To simulate from the SKAT model, the aggregation method
is
set to "none"
and the random_signs
argument is
set to TRUE
. The mean absolute effect sizes are set via
beta
. The variance of the frailty \(\gamma_{j}\) is specified with
random_var
. While the annotation category
weights
are not explicitly required for generation from the
SKAT model, weights
should be provided because the number
of annotation categories \(L\) is
inferred from the length of the weight vector.
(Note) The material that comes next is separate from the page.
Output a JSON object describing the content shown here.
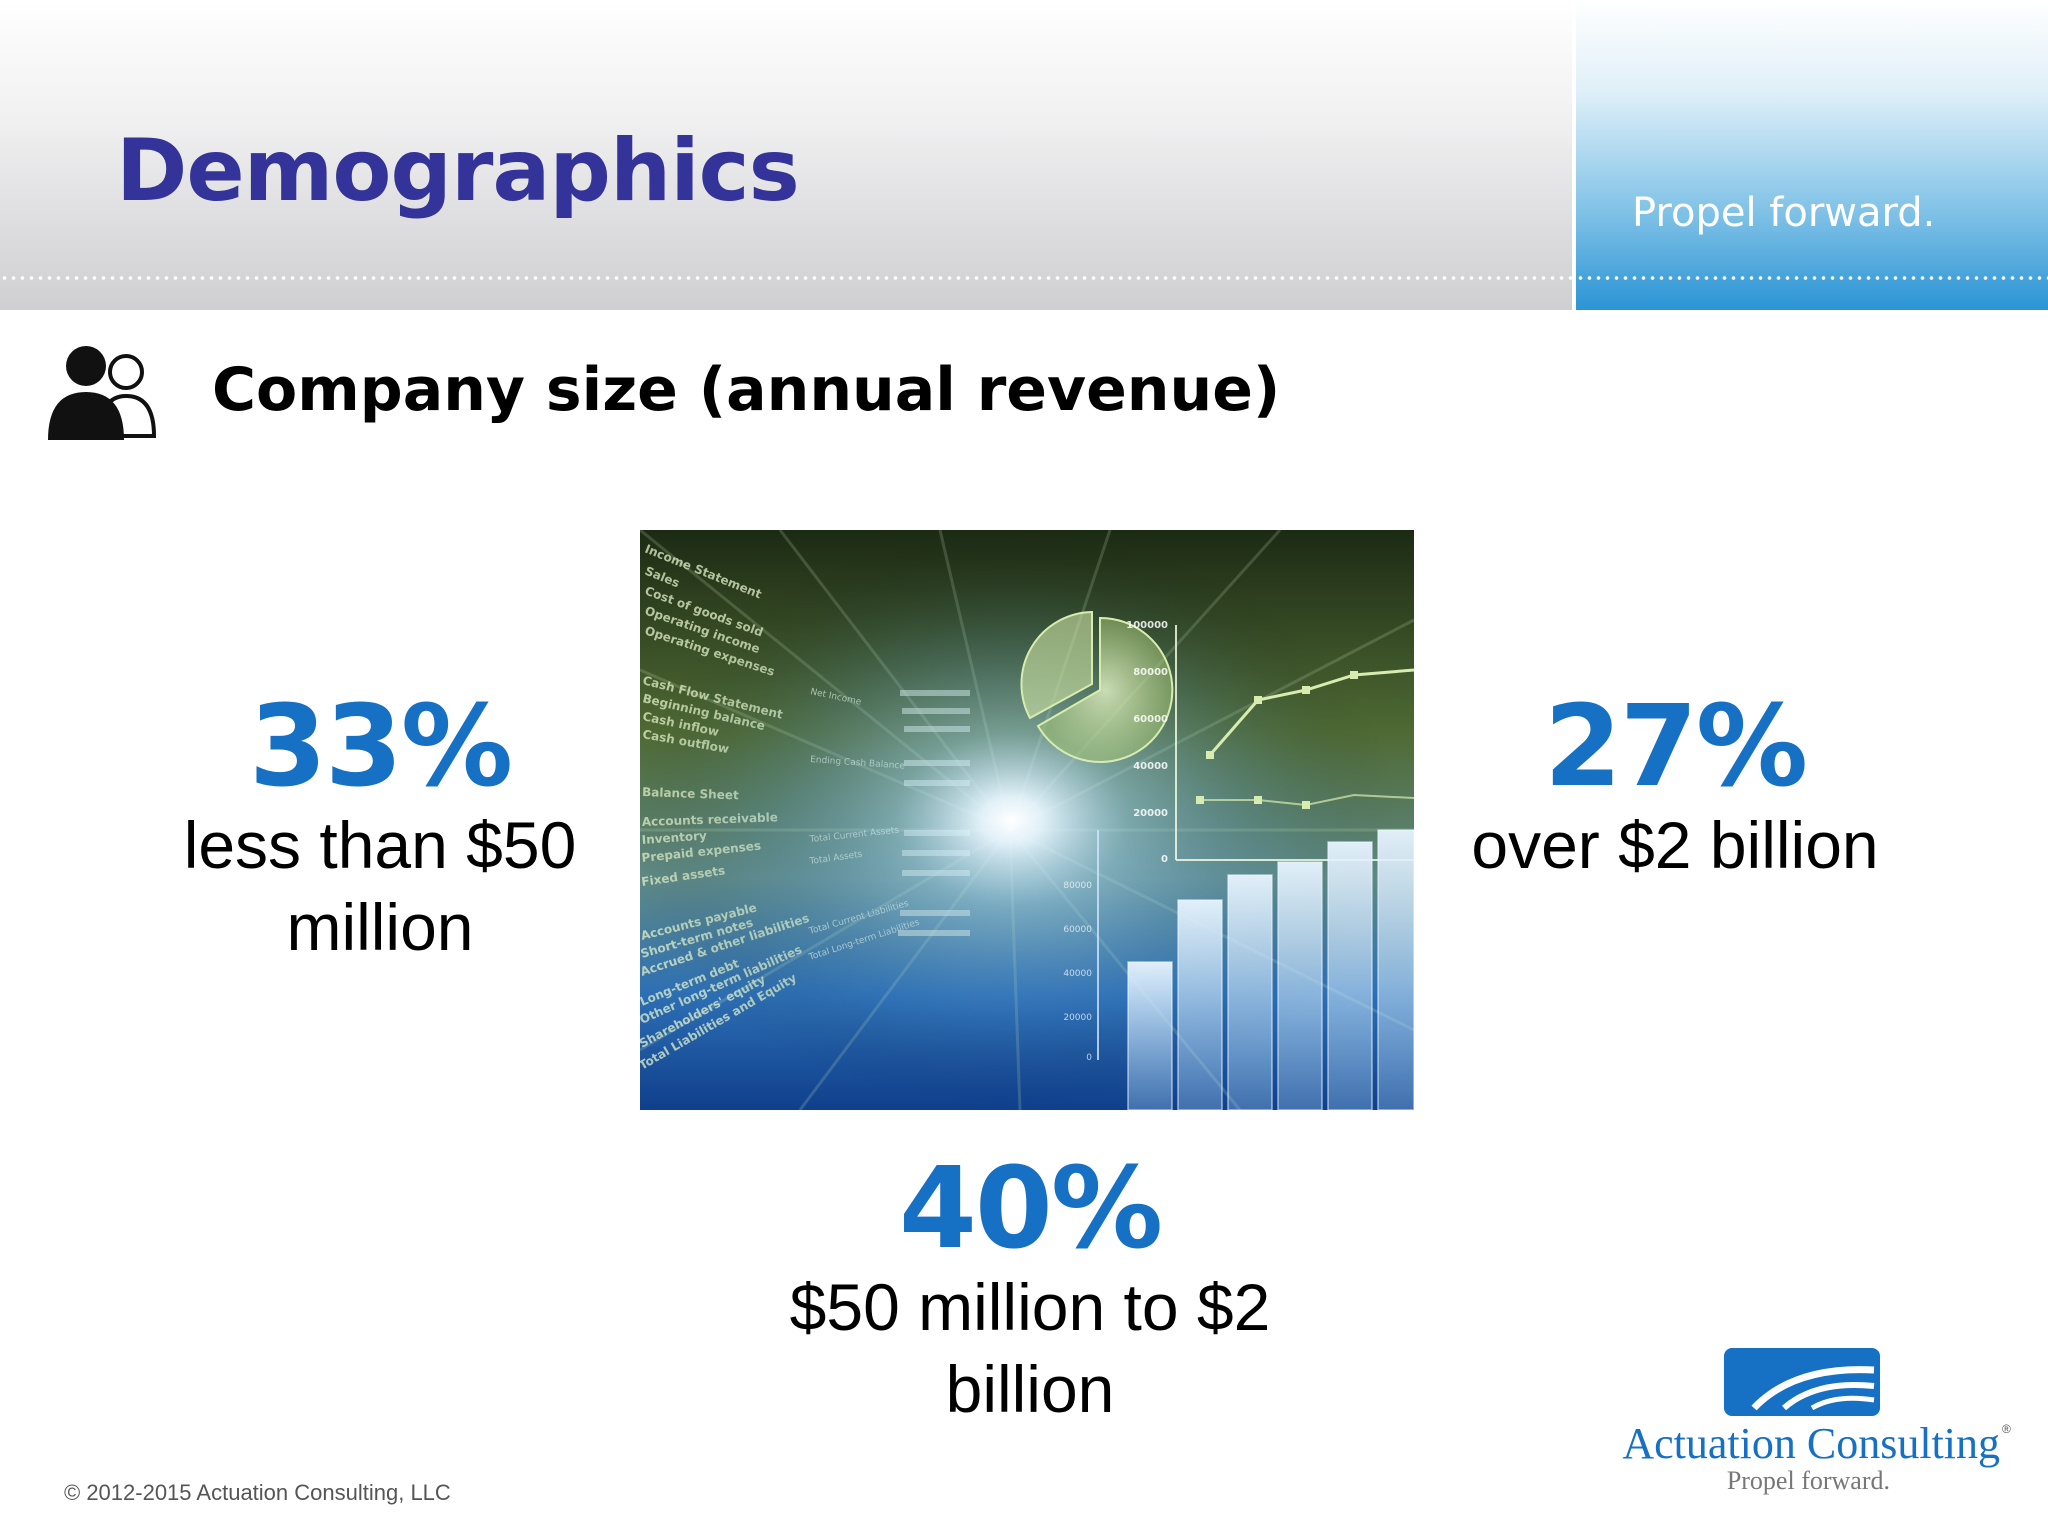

Data can be simulated from any of the baseline, sum, max, or SKAT models simply by changing the lengths of annotation category proportions, effect sizes, and weights. These arguments should all be updated to reflect the number of annotation categories \(L\).
# Baseline model, 2 categories.
data <- AllelicSeries::DGP(
method = "none",
n = 100,
snps = 300,
prop_anno = c(0.6, 0.4),
beta = c(1, 2),
weights = c(1, 1)
)
# Baseline model, 4 categories.
data <- AllelicSeries::DGP(
method = "none",
n = 100,
snps = 300,
prop_anno = c(0.4, 0.3, 0.2, 0.1),
beta = c(1, 2, 3, 4),
weights = c(1, 1, 1, 1)
)
Real-data annotations or genotypes can be provided by specifying
anno
or geno
.
To simulate binary phenotypes from a probit model, set
binary = TRUE
. The binary phenotype is generated by first
constructing a latent normal phenotype Z
then dichotomizing
\(Y = \mathbb{I}(Z > 0)\).
The range of minor allele frequencies can be specified with
maf_range
. By default, variants have MAFs in the range of
0.1% to 0.5%. Genotypes are generated in such a way that the minor
allele count is always at least 1, guaranteeing that no empty variants
will be present.
The proportion of causal variants can be modulated with
prop_causal
. By default, all variants are causal for the
phenotype (unless beta
is set to zero). If
prop_causal < 1
, then a corresponding proportion of
variants is removed from the causal set.